The diaspora project of Arab Americans: assessing the magnitude and determinants of politicized ethnic identity

Pages 1304-1324 | Published online: 25 Sep 2009
 

Abstract

This paper takes up Rogers Brubaker's call to assess differences in diaspora commitment among members of ethnonational groups. The problem is approached through a case study of Arab-American advocacy on behalf of home country interests (the Arab–Israeli conflict) in the host society, the United States. Using a scale measuring politicized ethnic identity, the study examines the readiness of Arab Americans to incorporate Middle East concerns in their domestic political behaviour. Contrary to the image of Arab Americans as a monolithic bloc intensely mobilized on Middle East issues, a representative, national survey demonstrates substantial variability in the salience of the Arab–Israeli conflict to their domestic political attitudes and behaviour. The sources of this variability are consistent with constructivist theories of ethnicity. The greater the individual's cognitive, social and cultural attachment to the Arab-American community, the higher the level of politicized ethnic identity.

Acknowledgements

I am grateful for the research assistance of Bryan Williams, a doctoral student at the University of Florida, and to the institutions that hosted me when I was working on the paper – the Weatherhead Center for International Affairs at Harvard and the Centennial Center for Politics and Policy at the American Political Science Association in Washington, DC. I received useful comments when the paper was presented in research seminars at Harvard, Georgetown and the University of Maryland. I also want to thank the Rohatyn Center for International Affairs at Middlebury College which published a preliminary version of the paper in its Working Papers series. I am most grateful to Zogby International which provided me with data under generous terms and only with the proviso that I hold them free of responsibility for any of my interpretations or analysis. They are so absolved.

Notes

1. Except in a purely nominal sense, the term ‘ethnonational community’ is itself problematic because it assumes what Brubaker believes has to be proven – that something meaningfully binds the aggregate set of individuals defined by common ethnicity.

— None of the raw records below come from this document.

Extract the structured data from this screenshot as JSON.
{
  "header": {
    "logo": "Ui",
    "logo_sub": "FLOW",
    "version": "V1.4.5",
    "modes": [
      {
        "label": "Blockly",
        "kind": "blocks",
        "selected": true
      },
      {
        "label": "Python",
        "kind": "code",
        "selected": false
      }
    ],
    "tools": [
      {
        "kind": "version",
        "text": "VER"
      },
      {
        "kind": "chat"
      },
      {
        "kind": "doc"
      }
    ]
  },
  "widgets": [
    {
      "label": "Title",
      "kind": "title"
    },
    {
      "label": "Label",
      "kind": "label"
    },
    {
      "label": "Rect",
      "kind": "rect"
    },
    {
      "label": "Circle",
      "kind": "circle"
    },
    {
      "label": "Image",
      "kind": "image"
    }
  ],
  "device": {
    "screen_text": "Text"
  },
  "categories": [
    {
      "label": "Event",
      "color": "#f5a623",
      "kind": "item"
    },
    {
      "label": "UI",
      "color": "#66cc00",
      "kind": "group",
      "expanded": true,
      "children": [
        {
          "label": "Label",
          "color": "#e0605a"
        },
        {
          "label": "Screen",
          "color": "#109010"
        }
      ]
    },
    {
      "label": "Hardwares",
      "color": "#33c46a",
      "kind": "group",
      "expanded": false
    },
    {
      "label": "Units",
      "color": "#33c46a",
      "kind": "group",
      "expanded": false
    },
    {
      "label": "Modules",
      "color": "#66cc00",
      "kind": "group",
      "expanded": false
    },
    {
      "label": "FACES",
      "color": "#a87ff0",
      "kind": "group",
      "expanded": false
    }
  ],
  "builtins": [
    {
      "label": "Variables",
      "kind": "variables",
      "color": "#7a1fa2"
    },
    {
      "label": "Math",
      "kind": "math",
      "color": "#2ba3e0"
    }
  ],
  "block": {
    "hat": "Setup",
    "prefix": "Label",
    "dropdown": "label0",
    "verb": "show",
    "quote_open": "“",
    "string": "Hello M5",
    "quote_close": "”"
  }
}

2. Some analysts attribute the difficulty of creating a common diaspora project among Arab Americans to the perceived hegemony of pro-Israel sentiment in the United States (Samhan Citation1987). Critics of the ‘special relationship’ between the US and Israel face considerable opposition in trying to mobilize Arab Americans for the cause. While scholars disagree about why the US–Israel alliance developed and the role of American Jewry in promoting close ties, many in the Arab-American community believe that the ‘Jewish lobby’ has effectively delegitimated efforts to promote alternative foreign policies. Well before 9/11, they assert, the Zionist community had employed intimidation, violence and government suppression of basic civil rights to undermine Arab-American political unity on the Middle East. Whether true or not, if Arab Americans believe it is dangerous to engage in public advocacy on behalf of their homelands, the belief is sufficient to deter mobilization.

3. The qualifier recognizes that ethnic identity may be imposed on individuals by the social judgement of others. When life chances are severely circumscribed by ethnic heritage, the individual may not have a choice in deciding whether or not to identify as an ethnic.

4. If the initial respondent was not a member of one of the seven targeted groups, the interviewer asked to speak with an adult in the household who fell into one of the designated categories. If no such adult was available, the interview was terminated.

5. The survey sampled respondents from published telephone lists. All calls were made from Zogby International headquarters in Utica, New York. Slight weights were applied to region, age and gender to more accurately reflect the target population. The 5 per cent Public Use Micro-Sample from the United States Census provides population parameters for Americans with Arab ancestry.

6. For specific item wordings, contact the author.

7. Among these respondents, 82 per cent agreed with the statement about a pro-Israel bias in US policy, 57 per cent favoured lifting sanctions on Iraq and 93 per cent supported an independent Palestinian state.

8. As if to underline the diversity of Arab-American opinion, the sample was almost evenly divided between respondents who sympathized primarily with the Arab side and those who said they sympathized with both Arabs and Israelis.

9. The loss of 100+ cases is principally due to the investigator's decision to ask questions about political behaviour only of registered voters, thus screening out non-citizens. The Middle East policy questions generated a significant level of non-response, causing further reduction of the dataset.